Woodside is one of two restaurants in Gulf State Park. It’s very casual and open from 8 a.m. to 8 p.m. You can dine inside or outside. There are games outside on the green and normally firepits to roast s’mores. When we visited for dessert, the fire pits were being upgraded so we had to settle for a s’mores jar, a combination of the s’mores ingredients in a small mason jar. There’s live music in the evening in the small amphitheater outside.
Probably the most famous restaurant in the Gulf Shores area is LuLu’s, owned by Lucy Buffett, the little sister of singer Jimmy Buffett. After cooking her way from her hometown in Alabama to New York, New Orleans, the Caribbean, Key West, and Los Angeles, plus working as personal chef and assistant to a couple of movie stars, Lucy opened her first small restaurant on Week’s Bay in Fairhope, Alabama. She called it LuLu’s Sunset Grill. I first visited many years ago and loved the food and atmosphere.

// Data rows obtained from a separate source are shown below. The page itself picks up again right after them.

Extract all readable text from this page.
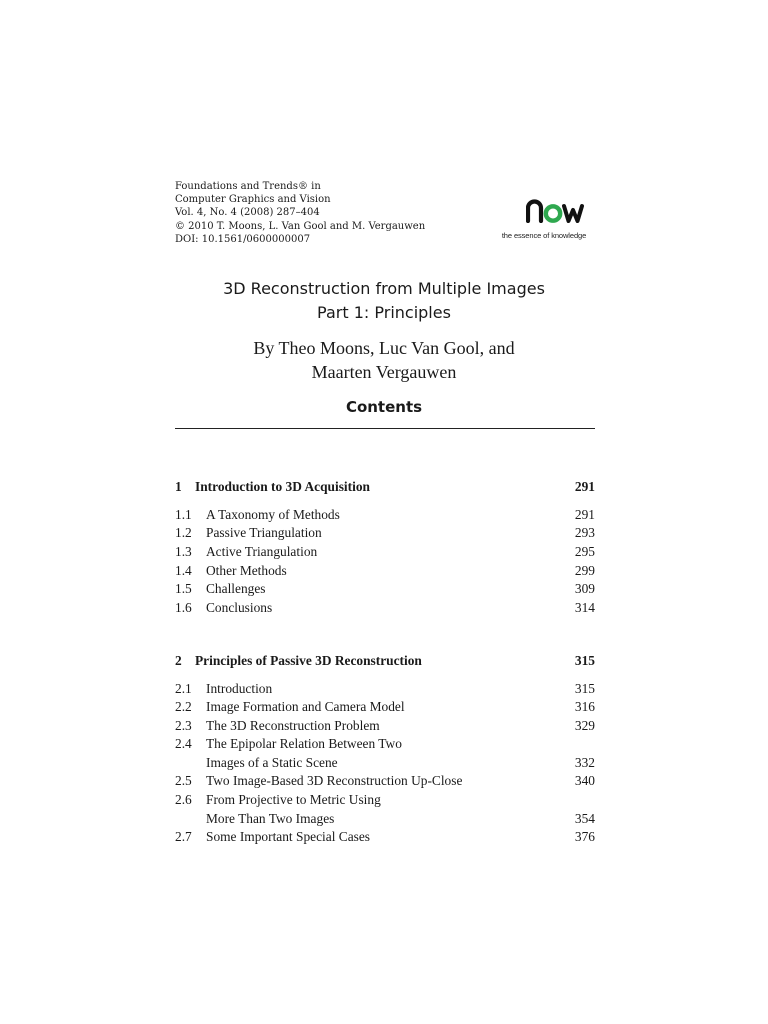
Foundations and Trends® in
Computer Graphics and Vision
Vol. 4, No. 4 (2008) 287–404
© 2010 T. Moons, L. Van Gool and M. Vergauwen
DOI: 10.1561/0600000007	the essence of knowledge
3D Reconstruction from Multiple Images
Part 1: Principles
By Theo Moons, Luc Van Gool, and
Maarten Vergauwen
Contents
1 Introduction to 3D Acquisition	291
1.1 A Taxonomy of Methods	291
1.2 Passive Triangulation	293
1.3 Active Triangulation	295
1.4 Other Methods	299
1.5 Challenges	309
1.6 Conclusions	314
2 Principles of Passive 3D Reconstruction	315
2.1 Introduction	315
2.2 Image Formation and Camera Model	316
2.3 The 3D Reconstruction Problem	329
2.4 The Epipolar Relation Between Two
Images of a Static Scene	332
2.5 Two Image-Based 3D Reconstruction Up-Close	340
2.6 From Projective to Metric Using
More Than Two Images	354
2.7 Some Important Special Cases	376
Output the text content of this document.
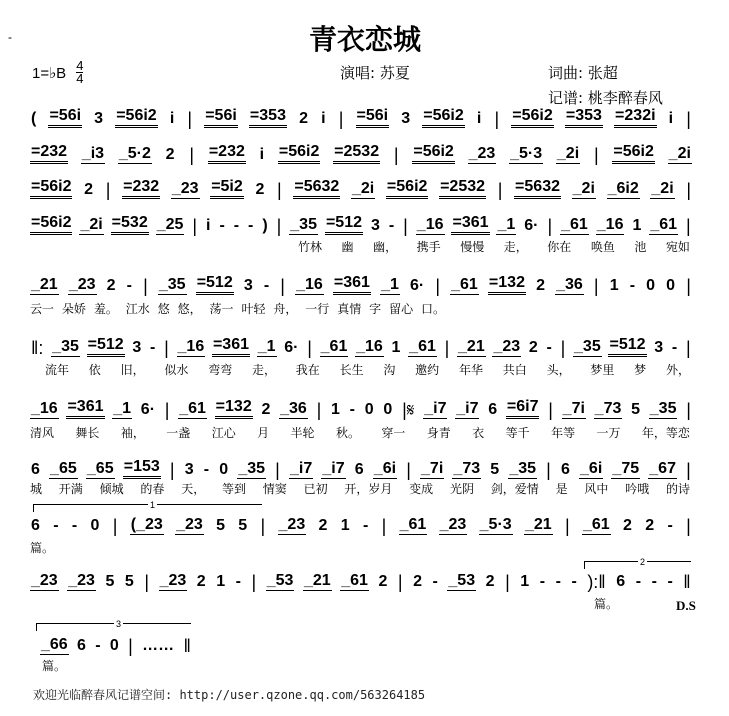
-	青衣恋城
1=♭B $\frac{4}{4}$	演唱: 苏夏	词曲: 张超
记谱: 桃李醉春风
( =56i 3 =56i2 i | =56i =353 2 i | =56i 3 =56i2 i | =56i2 =353 =232i i |
=232 _i3 _5·2 2 | =232 i =56i2 =2532 | =56i2 _23 _5·3 _2i | =56i2 _2i
=56i2 2 | =232 _23 =5i2 2 | =5632 _2i =56i2 =2532 | =5632 _2i _6i2 _2i |
=56i2 _2i =532 _25 | i - - - ) | _35 =512 3 - | _16 =361 _1 6· | _61 _16 1 _61 |
竹林 幽 幽， 携手 慢慢 走， 你在 唤鱼 池 宛如
_21 _23 2 - | _35 =512 3 - | _16 =361 _1 6· | _61 =132 2 _36 | 1 - 0 0 |
云一 朵娇 羞。 江水 悠 悠， 荡一 叶轻 舟， 一行 真情 字 留心 口。
‖: _35 =512 3 - | _16 =361 _1 6· | _61 _16 1 _61 | _21 _23 2 - | _35 =512 3 - |
流年 依 旧， 似水 弯弯 走， 我在 长生 沟 邀约 年华 共白 头， 梦里 梦 外，
_16 =361 _1 6· | _61 =132 2 _36 | 1 - 0 0 |𝄋 _i7 _i7 6 =6i7 | _7i _73 5 _35 |
清风 舞长 袖， 一盏 江心 月 半轮 秋。 穿一 身青 衣 等千 年等 一万 年，等恋
6 _65 _65 =153 | 3 - 0 _35 | _i7 _i7 6 _6i | _7i _73 5 _35 | 6 _6i _75 _67 |
城 开满 倾城 的春 天， 等到 情窦 已初 开，岁月 变成 光阴 剑，爱情 是 风中 吟哦 的诗
6 - - 0 | (_23 _23 5 5 | _23 2 1 - | _61 _23 _5·3 _21 | _61 2 2 - |
篇。
_23 _23 5 5 | _23 2 1 - | _53 _21 _61 2 | 2 - _53 2 | 1 - - - ):‖ 6 - - - ‖
篇。
_66 6 - 0 | …… ‖
篇。
1
2
3
D.S
欢迎光临醉春风记谱空间: http://user.qzone.qq.com/563264185
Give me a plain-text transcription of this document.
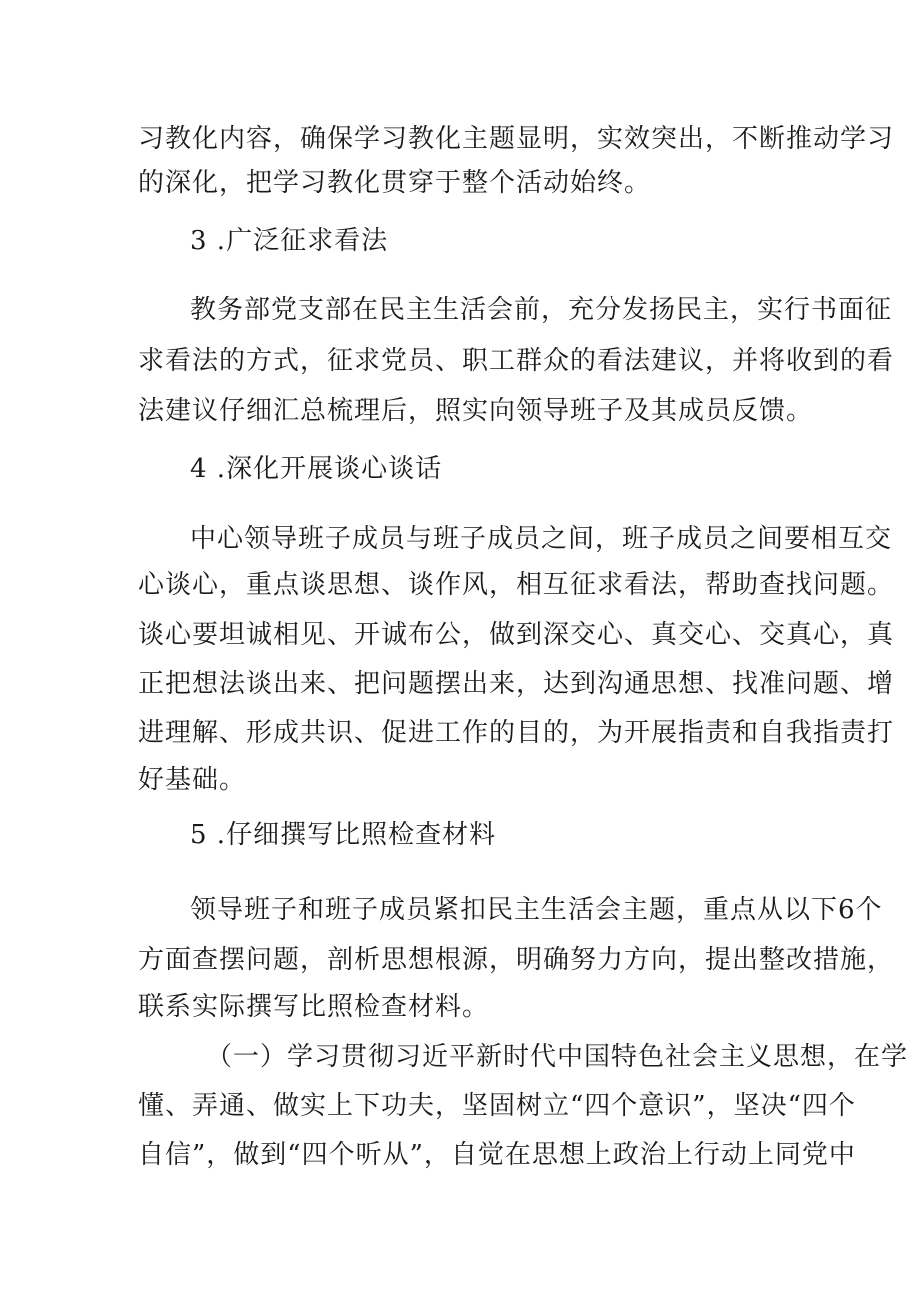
习教化内容，确保学习教化主题显明，实效突出，不断推动学习
的深化，把学习教化贯穿于整个活动始终。
3 .广泛征求看法
教务部党支部在民主生活会前，充分发扬民主，实行书面征
求看法的方式，征求党员、职工群众的看法建议，并将收到的看
法建议仔细汇总梳理后，照实向领导班子及其成员反馈。
4 .深化开展谈心谈话
中心领导班子成员与班子成员之间，班子成员之间要相互交
心谈心，重点谈思想、谈作风，相互征求看法，帮助查找问题。
谈心要坦诚相见、开诚布公，做到深交心、真交心、交真心，真
正把想法谈出来、把问题摆出来，达到沟通思想、找准问题、增
进理解、形成共识、促进工作的目的，为开展指责和自我指责打
好基础。
5 .仔细撰写比照检查材料
领导班子和班子成员紧扣民主生活会主题，重点从以下6个
方面查摆问题，剖析思想根源，明确努力方向，提出整改措施，
联系实际撰写比照检查材料。
（一）学习贯彻习近平新时代中国特色社会主义思想，在学
懂、弄通、做实上下功夫，坚固树立“四个意识”，坚决“四个
自信”，做到“四个听从”，自觉在思想上政治上行动上同党中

This visit found her in a new location with an even more expansive restaurant, shop, and amusement venue on the Intercoastal Waterway. The food is still just as great. Lulu creates all her recipes incorporating from her vast experience of cooking around the country. I sampled some appetizers. The smoked tuna dip was my favorite, but the Crazy Sista’s crab dip and fried green tomatoes tied for a close second.
My fried oyster entrée served with French fries, cole slaw, and corn and cheddar hushpuppies was fantastic but left little room for dessert. The key lime pie tempted us all, so we made the effort and shared a slice. Creamy heaven on a plate best describes it.
Cobalt is on the waterfront in Orange Beach. It specializes in seafood but holds its own with chicken and steak dishes. We went for something not on the daily menu, a cooking class with sous chef Nick Norman. From a station set in front, he demonstrated how to cook his version of a popular Lebanese dish, shish tawook.
The dish consists of cut up chicken thighs marinated in lemon juice, yogurt, olive oil, tomato paste, and assorted seasonings. He showed us how to create the marinade. They had already marinated the hunks of chicken he used to cook the sample dish for 24 hours. He then threaded them on a skewer and grilled them. Next, he created a garlic sauce and a potato dish called batata harra. For the fun part, we got to eat the previously prepared dishes paired with a white wine.
The cooking classes are held on Tuesday. Thursday through Sunday are music nights.